10 mars 2015 - Actualité

Fleur Pellerin et Thierry Mandon lancent VITAM, un système d’archivage à la mesure de la transformation numérique

Le programme VITAM (pour Valeurs Immatérielles Transmises aux Archives pour Mémoire), qui vise à développer un outil d’archivage de documents électroniques, a été lancé aujourd’hui au secrétariat d’État à la Réforme de l’État et à la Simplification, en présence de Fleur Pellerin, ministre de la Culture et de la Communication et de Thierry Mandon. Mis en commun par trois ministères qui ont ainsi mutualisé ses coûts et son fonctionnement, il permet d’assurer l’archivage de documents dans le contexte de l’explosion du volume de données échangées.
 
Thierry Mandon et Fleur Pellerin au lancemende de VITAM Ce projet logiciel, dont la première version est attendue pour l’été 2016, est le fruit de la collaboration de trois ministères : Affaires étrangères et Développement International, Culture et Communication et Défense. Pilotée par la Direction Interministérielle des Systèmes d’Information et de Communication (DISIC), l’équipe VITAM a tenu sa première réunion le 9 mars, à 17 heures, sous l’égide de Fleur Pellerin et de Thierry Mandon. VITAM, qui, à terme, pourra servir les besoins d’archivage de l’ensemble des administrations de l’État, des opérateurs publics et des collectivités territoriales, est un chantier modèle pour l’État numérique.
 
Fleur Pellerin, dont le ministère est investi d’une mission de collecte pour un très grand nombre d’administrations, a salué la collaboration entre les trois ministères et a souligné l’apport du projet pour la continuité de l’archivage de l’État. "Le programme VITAM va permettre de collecter, de conserver et de communiquer au public les documents numériques produits par les ministères et administrations centrales de l’État.
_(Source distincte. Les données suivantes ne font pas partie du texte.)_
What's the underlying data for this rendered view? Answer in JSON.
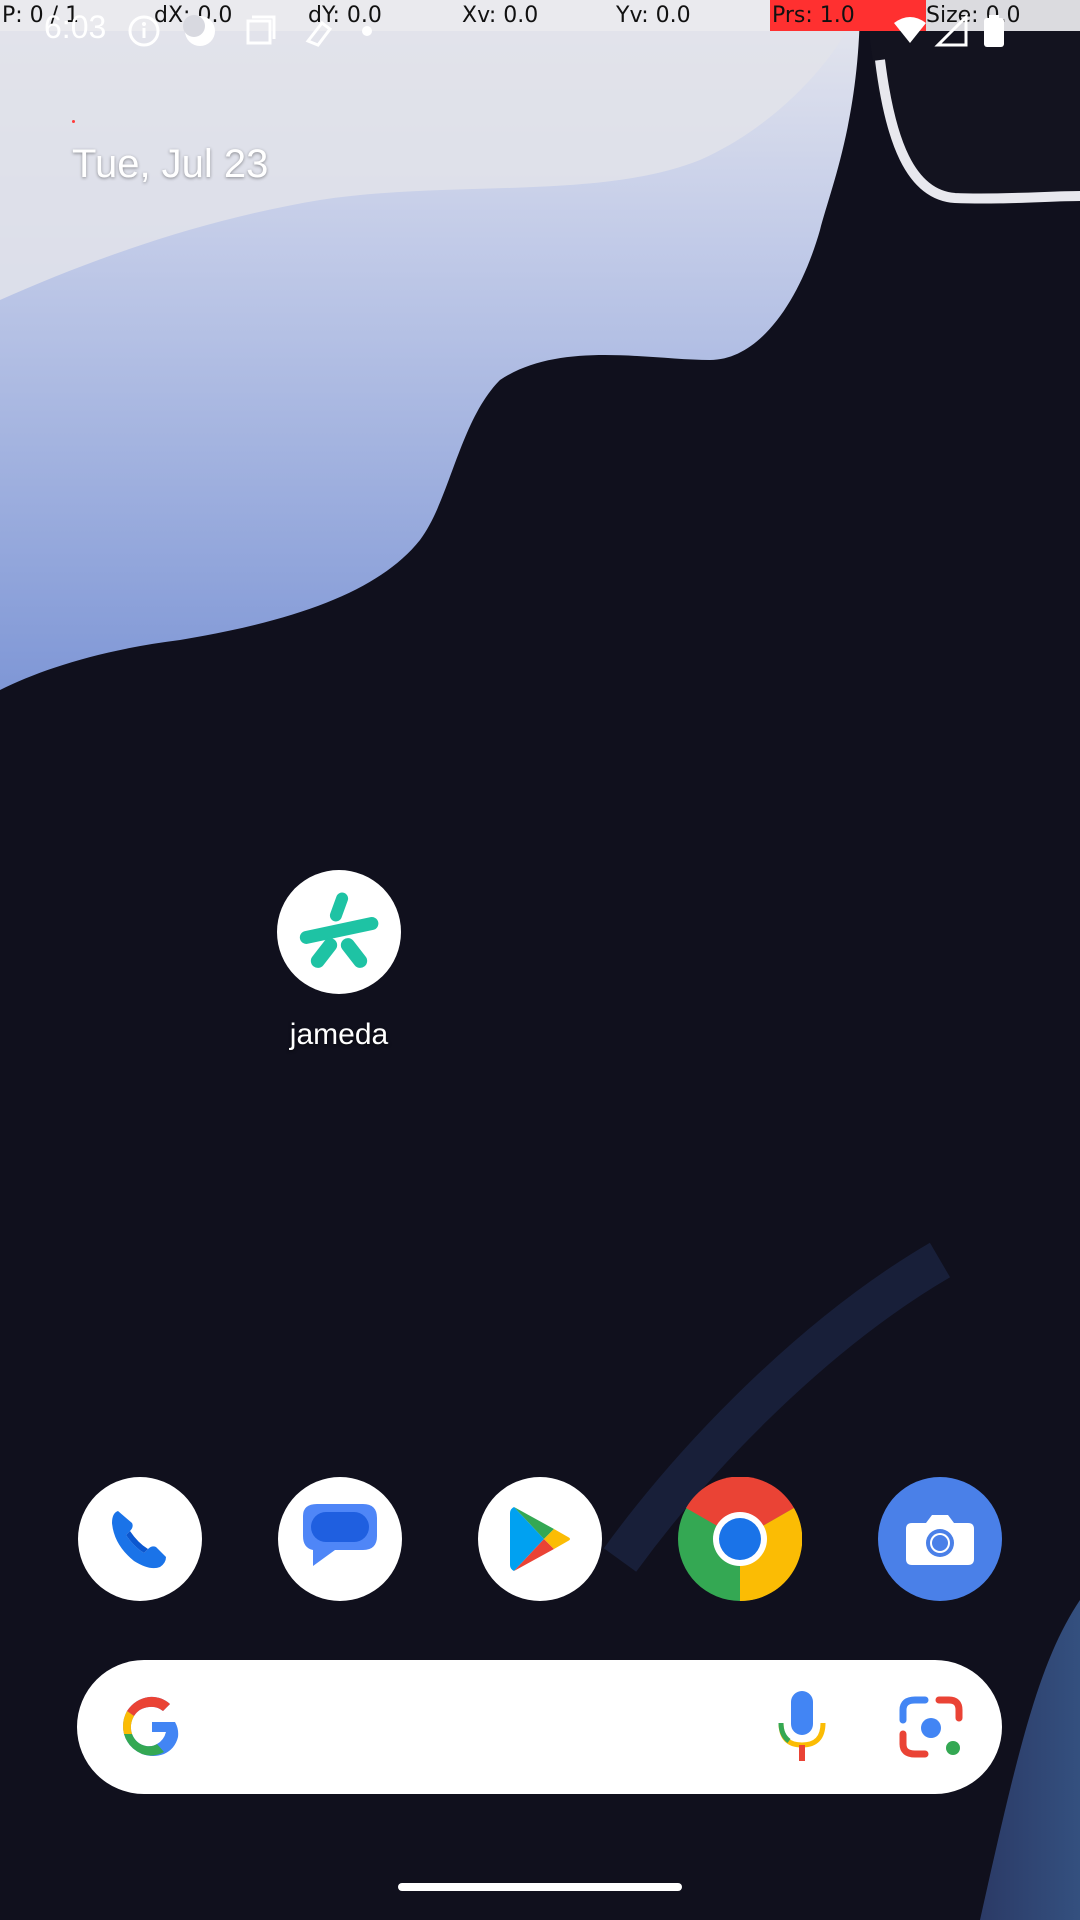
{
  "debug_bar": {
    "pointer": "P: 0 / 1",
    "dx": "dX: 0.0",
    "dy": "dY: 0.0",
    "xv": "Xv: 0.0",
    "yv": "Yv: 0.0",
    "prs": "Prs: 1.0",
    "size": "Size: 0.0"
  },
  "status_bar": {
    "time": "6:03",
    "left_icons": [
      "info-icon",
      "night-mode-icon",
      "screenshot-icon",
      "vpn-key-icon",
      "notification-dot-icon"
    ],
    "right_icons": [
      "wifi-icon",
      "signal-icon",
      "battery-icon"
    ]
  },
  "home": {
    "date": "Tue, Jul 23",
    "apps": [
      {
        "label": "jameda",
        "icon": "jameda-icon",
        "brand_color": "#1ec3a4"
      }
    ]
  },
  "dock": {
    "apps": [
      {
        "name": "Phone",
        "icon": "phone-icon"
      },
      {
        "name": "Messages",
        "icon": "messages-icon"
      },
      {
        "name": "Play Store",
        "icon": "play-store-icon"
      },
      {
        "name": "Chrome",
        "icon": "chrome-icon"
      },
      {
        "name": "Camera",
        "icon": "camera-icon"
      }
    ]
  },
  "search_bar": {
    "icons": [
      "google-g-icon",
      "microphone-icon",
      "google-lens-icon"
    ]
  },
  "colors": {
    "google_blue": "#4285f4",
    "google_red": "#ea4335",
    "google_yellow": "#fbbc04",
    "google_green": "#34a853",
    "debug_highlight": "#ff3030"
  }
}
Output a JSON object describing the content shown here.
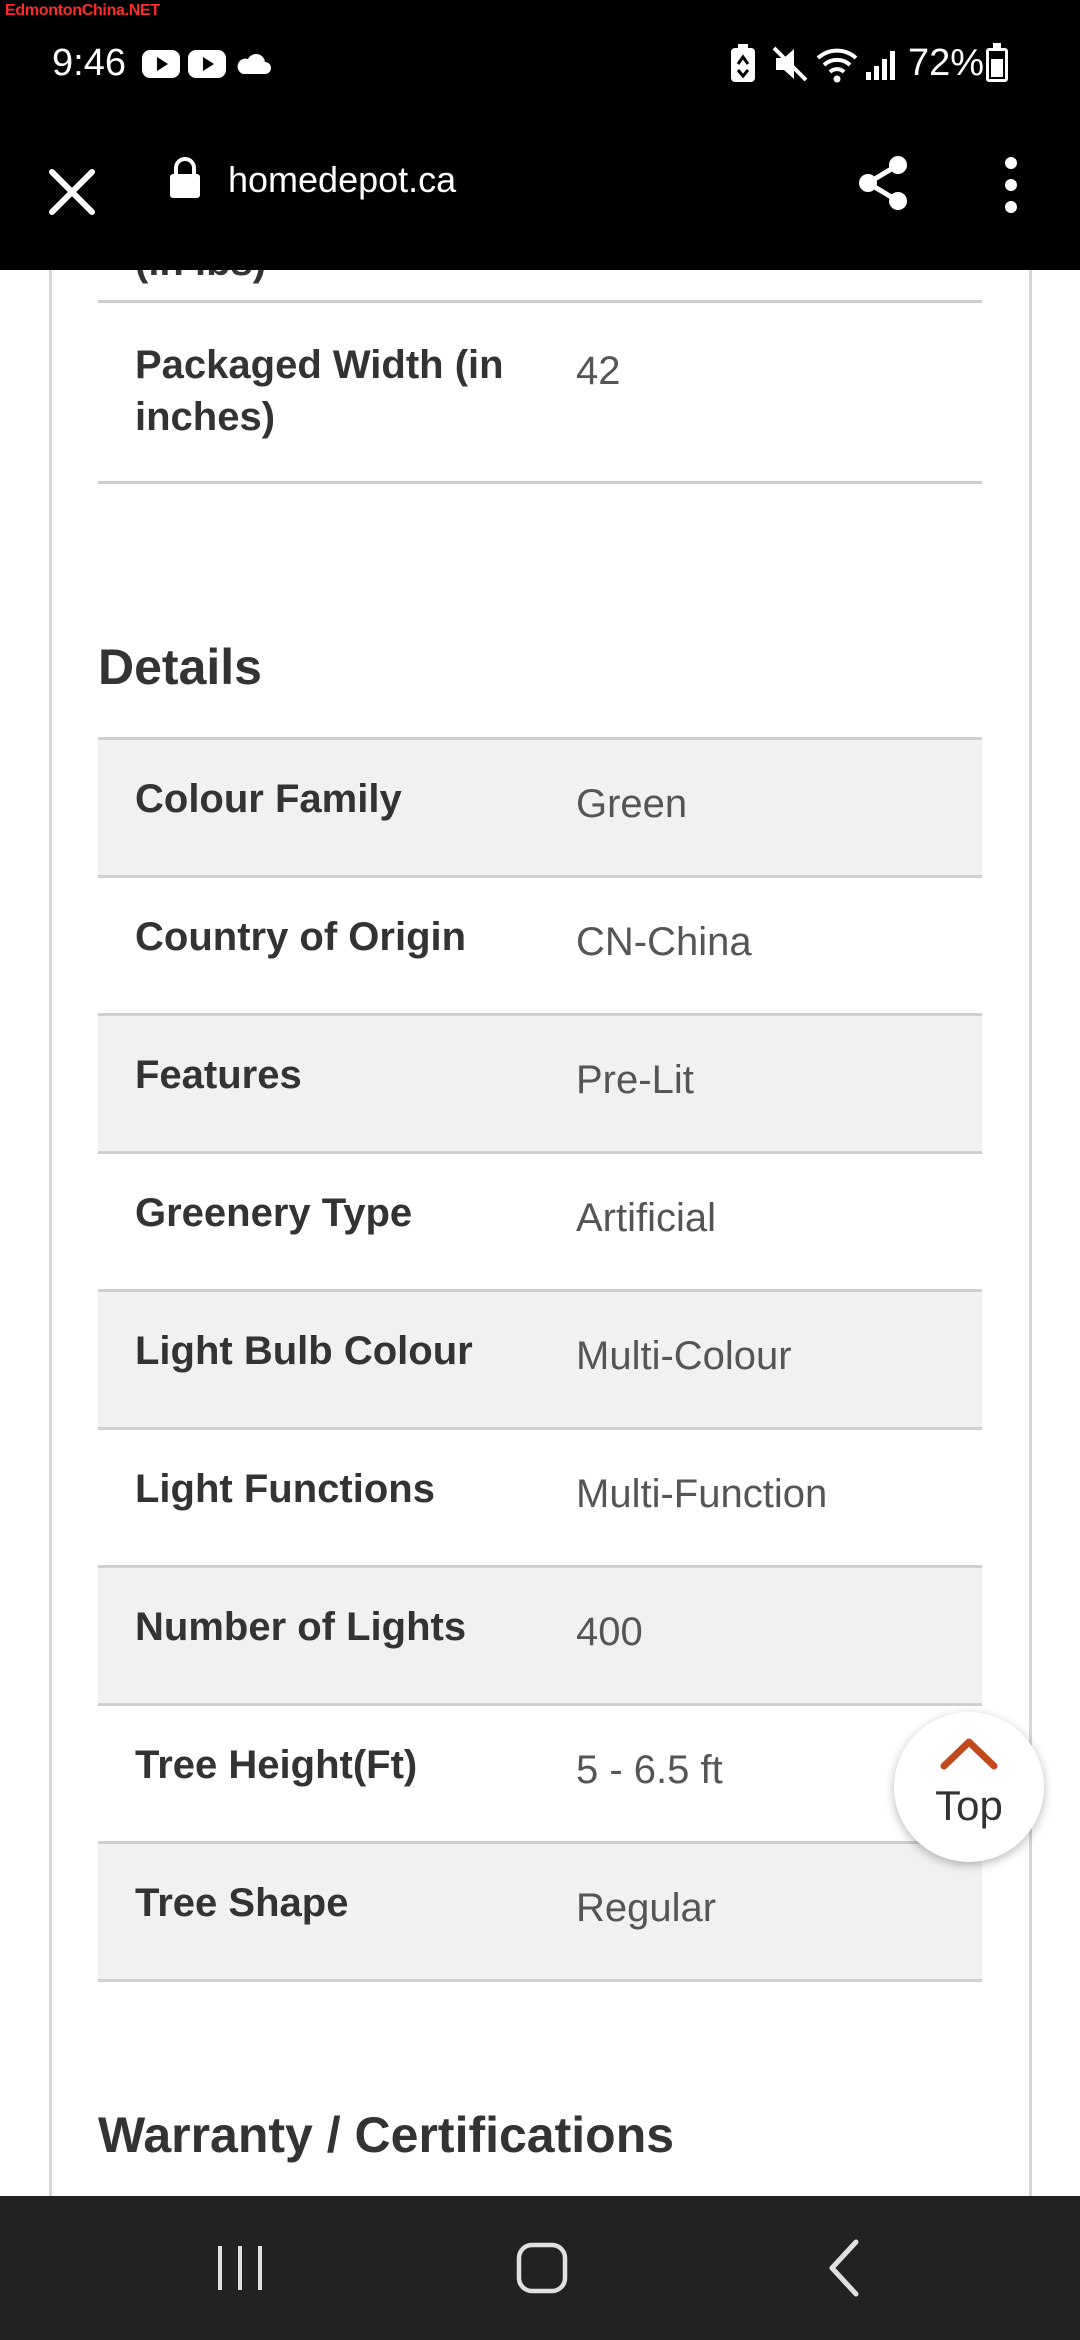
{
  "status_bar": {
    "watermark": "EdmontonChina.NET",
    "time": "9:46",
    "battery": "72%",
    "icons": [
      "youtube-icon",
      "youtube-icon",
      "cloud-icon",
      "recycle-icon",
      "mute-icon",
      "wifi-icon",
      "signal-icon",
      "battery-icon"
    ]
  },
  "browser": {
    "url": "homedepot.ca",
    "icons": [
      "close-icon",
      "lock-icon",
      "share-icon",
      "more-vert-icon"
    ]
  },
  "specs_partial": {
    "cut_label": "(in lbs)",
    "rows": [
      {
        "label_line1": "Packaged Width (in",
        "label_line2": "inches)",
        "value": "42"
      }
    ]
  },
  "details": {
    "title": "Details",
    "rows": [
      {
        "label": "Colour Family",
        "value": "Green"
      },
      {
        "label": "Country of Origin",
        "value": "CN-China"
      },
      {
        "label": "Features",
        "value": "Pre-Lit"
      },
      {
        "label": "Greenery Type",
        "value": "Artificial"
      },
      {
        "label": "Light Bulb Colour",
        "value": "Multi-Colour"
      },
      {
        "label": "Light Functions",
        "value": "Multi-Function"
      },
      {
        "label": "Number of Lights",
        "value": "400"
      },
      {
        "label": "Tree Height(Ft)",
        "value": "5 - 6.5 ft"
      },
      {
        "label": "Tree Shape",
        "value": "Regular"
      }
    ]
  },
  "warranty": {
    "title": "Warranty / Certifications"
  },
  "top_button": {
    "label": "Top"
  },
  "colors": {
    "accent": "#c0491d",
    "row_shade": "#f1f1f1",
    "divider": "#cfcfcf"
  }
}
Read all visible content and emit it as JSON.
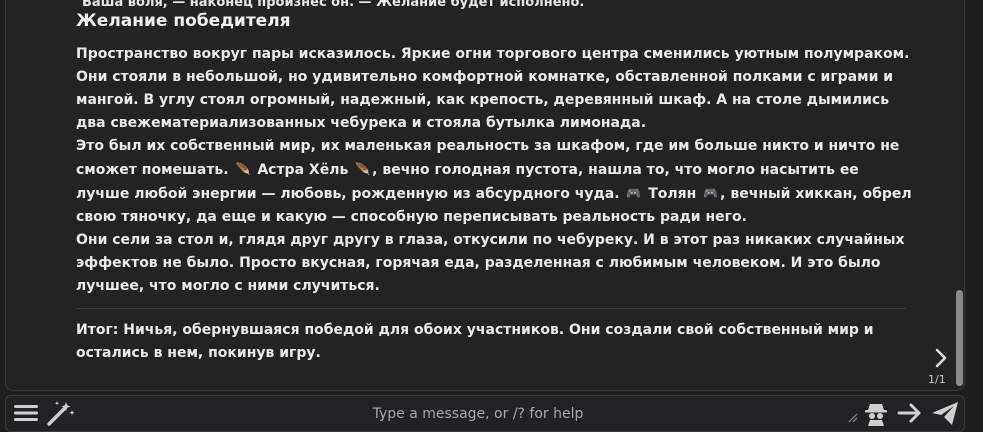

C’est le chaînon manquant entre les données et l’équivalent numérique de ces temples de la mémoire que sont nos archives nationales, départementales et municipales."
 
Alors que de plus en plus de décisions administratives sont sous forme électronique à mesure que nous dématérialisons les procédures, la puissance publique doit être capable de tenir le rythme !
Thierry Mandon
Le 9 mars 2015


Thierry Mandon a rappelé que, à l’ère des méga-données ou "big data", l’archivage numérique est un défi pour l’État qui demande une réponse forte. "Alors que de plus en plus de décisions administratives sont sous forme électronique à mesure que nous dématérialisons les procédures, la puissance publique doit être capable de tenir le rythme !". Le ministre a loué à la fois le mécanisme de mutualisation entre différentes administrations qui sous-tend VITAM et permettra de dégager plusieurs fois l’investissement de départ en économies à horizon dix ans, mais aussi, comme l’a remarqué l’un des intervenants, le fait que ce projet correspond à une dynamique de "bottom-up administratif". "Les projets collaboratifs, qui partent de l’initiative d’agents innovants sont une promesse immense pour l’administration de demain". VITAM est en effet un chantier emblématique pour une administration publique en pleine numérisation. La France a été classée première administration numérique d’Europe par l’Organisation des Nations Unies voilà quelques mois.
 
Les bénéfices de VITAM sont nombreux. Outre son apport notoire dans la modernisation de l’État, il faut noter que VITAM repose sur un trio "gagnant-gagnant-gagnant" de mutualisation : grâce à cette mise en commun, le projet évite les surcoûts de constructions similaires menées séparément, permet de sécurises l'environnement numérique et favorise une dématérialisation poussée, cohérente avec l’objectif du Gouvernement de développer les démarches en ligne. Enfin, il bénéficiera aux entreprises françaises via des passations de marchés dans des secteurs technologiquement avancés, stimulants pour l’écosystème des entreprises françaises travaillant dans toute la chaine de l’archivage électronique. Le programme VITAM est notamment rendu possible grâce à un VITAM par le co-financement du Programme d’Investissements d’Avenir (PIA) du Commissariat Général à l’Investissement (CGI). Le fonds PIA "Transition Numérique de l’État/Modernisation de l’Action Publique", qui le finance, a été lancé en décembre 2014 et permet de consacrer 126 millions d’euros à la transformation numérique de l’État.